Some Republicans want the new commission to discipline or remove Fulton County District Attorney Fani Willis for winning indictments of former President Donald Trump and 18 others.

That’s in part a way to evade demands from some Republicans that lawmakers call themselves into special session to attack Willis. Republican Gov. Brian Kemp has rejected both a special session and the notion that Willis has done anything that merits sanctions from the new commission, although he supported the law, saying when he signed it that it would curb “far-left prosecutors” who are “making our communities less safe.” 

A lawyer for the state argued Georgia lawmakers noted the state constitution expressly says lawmakers can pass laws to discipline or remove district attorneys, and said lawmakers can also define a prosecutor’s duties.
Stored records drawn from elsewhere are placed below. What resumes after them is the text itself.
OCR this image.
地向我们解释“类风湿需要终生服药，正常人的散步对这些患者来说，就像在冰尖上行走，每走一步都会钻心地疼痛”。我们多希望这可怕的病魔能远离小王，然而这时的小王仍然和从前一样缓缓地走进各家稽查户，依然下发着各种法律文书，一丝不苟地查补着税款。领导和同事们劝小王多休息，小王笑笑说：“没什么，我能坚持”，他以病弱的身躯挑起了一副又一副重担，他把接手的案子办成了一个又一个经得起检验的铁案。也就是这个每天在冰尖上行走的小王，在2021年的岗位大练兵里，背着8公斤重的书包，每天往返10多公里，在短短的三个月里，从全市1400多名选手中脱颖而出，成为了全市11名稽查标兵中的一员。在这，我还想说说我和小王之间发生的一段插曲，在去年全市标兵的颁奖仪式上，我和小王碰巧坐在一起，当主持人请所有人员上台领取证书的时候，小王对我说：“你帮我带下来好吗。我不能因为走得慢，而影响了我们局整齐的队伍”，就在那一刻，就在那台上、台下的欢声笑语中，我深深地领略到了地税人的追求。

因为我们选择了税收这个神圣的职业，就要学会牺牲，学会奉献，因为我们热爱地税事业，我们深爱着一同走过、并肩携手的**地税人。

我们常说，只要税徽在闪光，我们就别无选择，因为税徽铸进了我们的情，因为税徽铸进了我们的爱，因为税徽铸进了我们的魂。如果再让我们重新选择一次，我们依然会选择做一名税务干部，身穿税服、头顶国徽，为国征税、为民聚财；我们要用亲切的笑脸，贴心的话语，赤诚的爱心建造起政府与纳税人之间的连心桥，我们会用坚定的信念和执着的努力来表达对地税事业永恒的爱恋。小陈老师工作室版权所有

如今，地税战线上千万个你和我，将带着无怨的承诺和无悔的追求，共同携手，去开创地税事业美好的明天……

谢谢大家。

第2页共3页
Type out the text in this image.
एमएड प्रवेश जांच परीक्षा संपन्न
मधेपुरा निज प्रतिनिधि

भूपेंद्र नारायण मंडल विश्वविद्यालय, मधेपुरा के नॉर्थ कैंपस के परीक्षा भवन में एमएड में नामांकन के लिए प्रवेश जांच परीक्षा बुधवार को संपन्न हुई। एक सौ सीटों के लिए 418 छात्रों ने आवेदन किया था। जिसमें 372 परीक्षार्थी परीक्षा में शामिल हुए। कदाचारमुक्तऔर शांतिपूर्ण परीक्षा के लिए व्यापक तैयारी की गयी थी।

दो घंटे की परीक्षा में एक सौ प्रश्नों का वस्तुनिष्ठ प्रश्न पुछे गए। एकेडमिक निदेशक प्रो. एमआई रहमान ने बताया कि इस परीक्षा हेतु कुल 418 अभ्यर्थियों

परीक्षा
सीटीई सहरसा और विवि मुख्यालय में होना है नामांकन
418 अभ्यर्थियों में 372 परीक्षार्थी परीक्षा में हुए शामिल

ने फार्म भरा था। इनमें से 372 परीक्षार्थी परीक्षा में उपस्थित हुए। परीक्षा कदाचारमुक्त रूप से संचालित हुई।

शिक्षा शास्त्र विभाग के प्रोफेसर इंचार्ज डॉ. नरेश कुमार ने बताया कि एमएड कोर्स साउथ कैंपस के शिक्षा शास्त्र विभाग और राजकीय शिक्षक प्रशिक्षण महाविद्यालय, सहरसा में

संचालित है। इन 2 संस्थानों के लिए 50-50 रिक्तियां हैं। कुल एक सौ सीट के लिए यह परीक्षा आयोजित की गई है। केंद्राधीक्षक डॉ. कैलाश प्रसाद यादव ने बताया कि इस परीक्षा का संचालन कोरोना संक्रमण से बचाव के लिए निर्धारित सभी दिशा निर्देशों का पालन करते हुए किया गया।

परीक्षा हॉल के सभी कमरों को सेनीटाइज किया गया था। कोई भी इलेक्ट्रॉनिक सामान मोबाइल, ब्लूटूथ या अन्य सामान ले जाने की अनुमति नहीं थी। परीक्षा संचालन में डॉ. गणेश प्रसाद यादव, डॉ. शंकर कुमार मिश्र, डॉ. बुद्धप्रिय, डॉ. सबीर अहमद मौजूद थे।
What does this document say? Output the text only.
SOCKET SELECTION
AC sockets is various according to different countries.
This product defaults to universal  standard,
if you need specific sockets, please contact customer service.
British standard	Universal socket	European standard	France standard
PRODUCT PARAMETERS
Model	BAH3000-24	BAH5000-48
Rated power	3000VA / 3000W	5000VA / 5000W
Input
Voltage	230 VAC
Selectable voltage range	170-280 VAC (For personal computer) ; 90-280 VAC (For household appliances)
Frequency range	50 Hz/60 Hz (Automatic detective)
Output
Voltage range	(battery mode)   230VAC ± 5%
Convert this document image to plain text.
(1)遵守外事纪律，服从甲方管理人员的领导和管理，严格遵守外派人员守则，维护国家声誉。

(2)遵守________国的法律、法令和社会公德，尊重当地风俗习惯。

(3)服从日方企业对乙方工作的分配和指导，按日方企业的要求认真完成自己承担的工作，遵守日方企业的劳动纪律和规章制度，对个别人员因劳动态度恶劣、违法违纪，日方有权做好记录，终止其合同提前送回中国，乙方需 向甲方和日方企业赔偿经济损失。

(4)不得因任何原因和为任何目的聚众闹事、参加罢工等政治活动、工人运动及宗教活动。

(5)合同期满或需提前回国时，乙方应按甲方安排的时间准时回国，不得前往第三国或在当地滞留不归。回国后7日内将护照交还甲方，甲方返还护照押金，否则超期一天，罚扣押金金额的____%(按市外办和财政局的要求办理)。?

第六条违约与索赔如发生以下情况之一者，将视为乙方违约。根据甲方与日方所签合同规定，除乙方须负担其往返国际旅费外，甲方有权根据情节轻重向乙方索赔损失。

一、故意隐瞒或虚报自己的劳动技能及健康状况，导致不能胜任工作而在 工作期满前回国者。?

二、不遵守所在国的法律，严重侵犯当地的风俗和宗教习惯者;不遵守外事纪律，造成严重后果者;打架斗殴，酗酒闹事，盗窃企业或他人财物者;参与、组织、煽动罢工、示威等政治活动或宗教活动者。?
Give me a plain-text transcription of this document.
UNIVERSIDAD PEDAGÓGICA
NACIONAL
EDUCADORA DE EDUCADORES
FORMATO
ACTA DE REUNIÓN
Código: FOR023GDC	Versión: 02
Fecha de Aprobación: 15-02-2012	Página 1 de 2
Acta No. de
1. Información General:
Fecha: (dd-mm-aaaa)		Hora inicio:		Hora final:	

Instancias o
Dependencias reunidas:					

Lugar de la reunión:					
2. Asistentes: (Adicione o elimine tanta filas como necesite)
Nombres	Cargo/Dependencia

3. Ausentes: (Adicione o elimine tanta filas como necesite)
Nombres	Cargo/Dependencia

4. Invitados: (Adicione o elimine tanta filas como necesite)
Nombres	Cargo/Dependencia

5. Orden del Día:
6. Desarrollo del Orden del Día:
Georgia’s law is one in a series of attempts nationwide by Republicans to impose controls on prosecutors they don’t like. Republicans have inveighed against progressive prosecutors after some have brought fewer drug possession cases and sought shorter prison sentences, arguing Democrats are coddling criminals.
Q: Who coddles criminals more, Dems, Repubs, or are both about the same but in different ways (Dems coddle low level criminals and Repubs coddle Republican elites)? In view of their track record of constant, blatant mendacidty, how credible are radical right Repubs to criticize the Dems of anything without a lot of rock solid evidence to back it up?